Les motivations qui sous-tendent le énième tripatouillage de la Constitution du 22 janvier 2001 sont apparues au grand jour, une fois porté à la connaissance du public le projet de loi constitutionnelle instituant le ticket pour une élection simultanée au suffrage universel direct du Président de la République et du Vice-président, adopté le jeudi 16 juin 2011 par le Conseil des ministres.

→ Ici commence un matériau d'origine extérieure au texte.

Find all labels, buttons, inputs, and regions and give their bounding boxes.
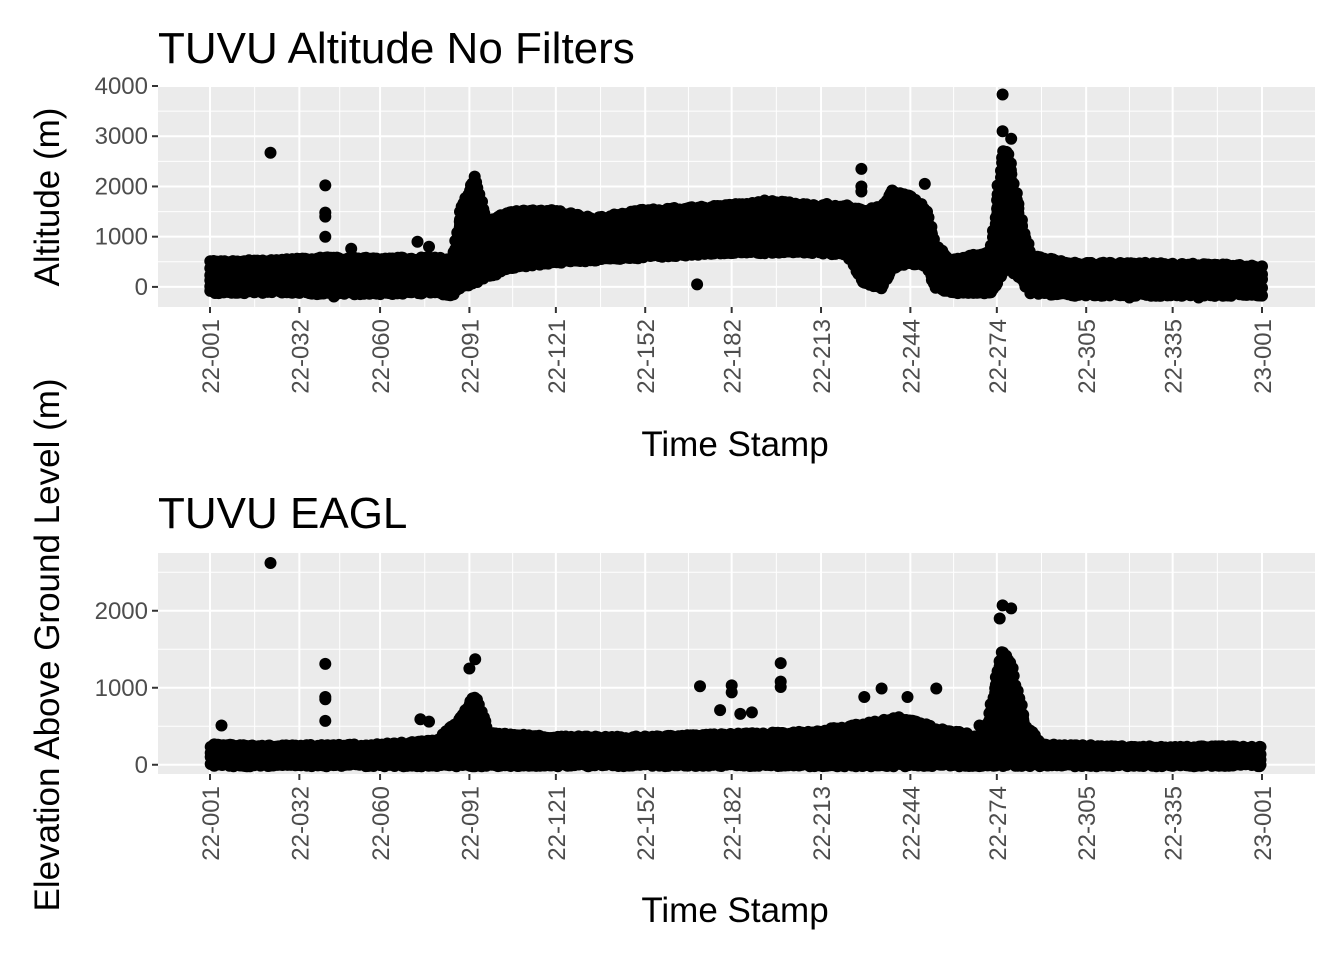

Le ticket présidentiel, un dérèglement constitutionnel a dessein dynastique

Les motivations qui sous-tendent le énième tripatouillage de la Constitution du 22 janvier 2001 sont apparues au grand jour, une fois porté à la connaissance du public le projet de loi constitutionnelle instituant le ticket pour une élection simultanée au suffrage universel direct du Président de la République et du Vice-président, adopté le jeudi 16 juin 2011 par le Conseil des ministres.

 

Si l’on se fie à son objet, l’on peut considérer cette réforme comme rentrant dans l’ordre normal du système constitutionnel sénégalais qui, depuis 2009, a intégré la vice-présidence dans son dispositif institutionnel. Restait toutefois à résoudre l’épineuse question de sa légitimité démocratique résultant de la participation du peuple à sa désignation. Le ticket présidentiel apporte alors une solution satisfaisante à cette équation.

 

Dans un commentaire à chaud publié dans les colonnes du quotidien « Le Populaire » du samedi 18 juin 2011, je ne m’inquiétais pas outre mesure de l’impact de la réforme sur une éventuelle stratégie de dévolution monarchiste du pouvoir présidentiel. A priori, des écueils juridiques étaient dressés contre un ticket présidentiel d’un père et de son fils.http://www.popxibaar.com/PR-EL-HADJ-MBODJ-SUR-L-ELECTION-SIMULTANEE-DU-PRESIDENT-ET-DU-VICE-PRESIDENT-Si-Wade-persiste-en-passant-outre-l_a6564.html

 

Il en est ainsi de la loi n° 2010-11 du 28 mai 2010 instituant la parité absolue Homme-Femme dans les fonctions entièrement et partiellement électives. L’applicabilité de cette loi sanctionnant l’engagement personnel du Président Wade en faveur de la promotion de la femme dans la sphère politique, la promesse faite aux femmes de leur réserver le poste de Vice-président et, surtout l’invite adressée à l’Observatoire national sur la parité, lors de la conférence internationale sur la parité ouverte le lendemain de l’adoption du projet de révision constitutionnelle, de veiller au respect de la parité homme / femme sur les listes des partis politiques aux législatives de 2012, inclinaient tout naturellement à l’application de la parité à l’élection présidentielle au scrutin de liste.

 

Au surplus, l’élection du Vice-président sur la base d’un ticket présidentiel, n’impactait nullement sur l’organisation de la succession présidentielle qui, conformément à la constitution, emprunte une forme élective après une suppléance provisoire assurée par le Président du Sénat.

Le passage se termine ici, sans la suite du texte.